Maitriser les risques d’inondation
Si autrefois la politique était de canaliser les cours d’eau à grand renfort de murs en béton, la Confédération et le canton font aujourd’hui machine arrière : « En augmentant le gabarit et en créant des talus herbeux de chaque côté, cela permet d’absorber des crues et de sécuriser les lieux » expose Olivier Stauffer, chef section renaturation à la Direction générale de l’environnement (DGE). C’est son service qui a mis à jour la carte des dangers naturels et qui a délimité la zone inondable (voir illustration).

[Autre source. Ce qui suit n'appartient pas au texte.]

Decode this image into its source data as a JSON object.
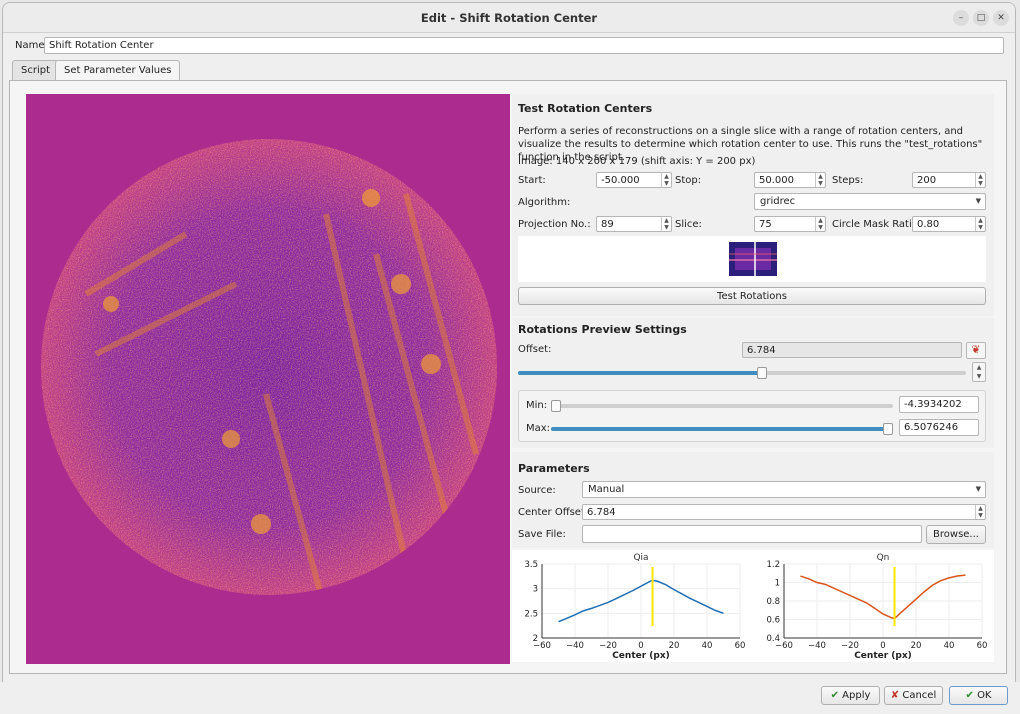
{
  "window": {
    "title": "Edit - Shift Rotation Center"
  },
  "name_row": {
    "label": "Name",
    "value": "Shift Rotation Center"
  },
  "tabs": [
    {
      "label": "Script"
    },
    {
      "label": "Set Parameter Values"
    }
  ],
  "test_rotation": {
    "title": "Test Rotation Centers",
    "description": "Perform a series of reconstructions on a single slice with a range of rotation centers, and visualize the results to determine which rotation center to use. This runs the \"test_rotations\" function in the script.",
    "image_info": "Image: 140 x 200 x 179 (shift axis: Y = 200 px)",
    "start_label": "Start:",
    "start_value": "-50.000",
    "stop_label": "Stop:",
    "stop_value": "50.000",
    "steps_label": "Steps:",
    "steps_value": "200",
    "algorithm_label": "Algorithm:",
    "algorithm_value": "gridrec",
    "projection_label": "Projection No.:",
    "projection_value": "89",
    "slice_label": "Slice:",
    "slice_value": "75",
    "mask_label": "Circle Mask Ratio:",
    "mask_value": "0.80",
    "button": "Test Rotations"
  },
  "preview": {
    "title": "Rotations Preview Settings",
    "offset_label": "Offset:",
    "offset_value": "6.784",
    "offset_slider_fraction": 0.545,
    "min_label": "Min:",
    "min_value": "-4.3934202",
    "min_fraction": 0.0,
    "max_label": "Max:",
    "max_value": "6.5076246",
    "max_fraction": 1.0
  },
  "parameters": {
    "title": "Parameters",
    "source_label": "Source:",
    "source_value": "Manual",
    "center_label": "Center Offset:",
    "center_value": "6.784",
    "save_label": "Save File:",
    "save_value": "",
    "browse": "Browse..."
  },
  "chart_data": [
    {
      "type": "line",
      "title": "Qia",
      "xlabel": "Center (px)",
      "ylabel": "",
      "xlim": [
        -60,
        60
      ],
      "ylim": [
        2,
        3.5
      ],
      "xticks": [
        "−60",
        "−40",
        "−20",
        "0",
        "20",
        "40",
        "60"
      ],
      "yticks": [
        "2",
        "2.5",
        "3",
        "3.5"
      ],
      "series": [
        {
          "x": [
            -50,
            -45,
            -40,
            -35,
            -30,
            -25,
            -20,
            -15,
            -10,
            -5,
            0,
            5,
            7,
            10,
            15,
            20,
            25,
            30,
            35,
            40,
            45,
            50
          ],
          "y": [
            2.33,
            2.4,
            2.47,
            2.55,
            2.6,
            2.66,
            2.72,
            2.8,
            2.88,
            2.96,
            3.05,
            3.14,
            3.17,
            3.15,
            3.08,
            2.98,
            2.89,
            2.8,
            2.72,
            2.64,
            2.56,
            2.5
          ],
          "color": "#1f6fb5"
        }
      ],
      "marker_x": 7,
      "marker_color": "#ffe800"
    },
    {
      "type": "line",
      "title": "Qn",
      "xlabel": "Center (px)",
      "ylabel": "",
      "xlim": [
        -60,
        60
      ],
      "ylim": [
        0.4,
        1.2
      ],
      "xticks": [
        "−60",
        "−40",
        "−20",
        "0",
        "20",
        "40",
        "60"
      ],
      "yticks": [
        "0.4",
        "0.6",
        "0.8",
        "1",
        "1.2"
      ],
      "series": [
        {
          "x": [
            -50,
            -45,
            -40,
            -35,
            -30,
            -25,
            -20,
            -15,
            -10,
            -5,
            0,
            5,
            7,
            10,
            15,
            20,
            25,
            30,
            35,
            40,
            45,
            50
          ],
          "y": [
            1.07,
            1.04,
            1.0,
            0.98,
            0.94,
            0.9,
            0.86,
            0.82,
            0.78,
            0.72,
            0.66,
            0.62,
            0.61,
            0.66,
            0.74,
            0.82,
            0.9,
            0.97,
            1.02,
            1.05,
            1.07,
            1.08
          ],
          "color": "#d9541a"
        }
      ],
      "marker_x": 7,
      "marker_color": "#ffe800"
    }
  ],
  "footer": {
    "apply": "Apply",
    "cancel": "Cancel",
    "ok": "OK"
  },
  "colors": {
    "background_magenta": "#ab2b8f",
    "slider_blue": "#3f8ec2"
  }
}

A Lutry comme ailleurs, les infrastructures sont vieillissantes et ne permettent plus de faire face au changement climatique : « Le canal actuel a presque cent ans. Ses dimensions ne sont plus adaptées à la situation » détaillait Alfredo Pedretti, chef du Service travaux et domaine dans le journal communal, l’Échommunal. Du côté des autorités municipales, le discours est similaire. Car si les précipitations sont plus ou moins stables sur l’année, les pluies d’aujourd’hui sont plus soudaines et abondantes : « Nous voulons éviter les crues centenaires. Comme celle de 1932, où les pluies torrentielles avaient inondé toute la partie ouest du Bourg » indique Etienne Blanc, municipal en charge du dossier.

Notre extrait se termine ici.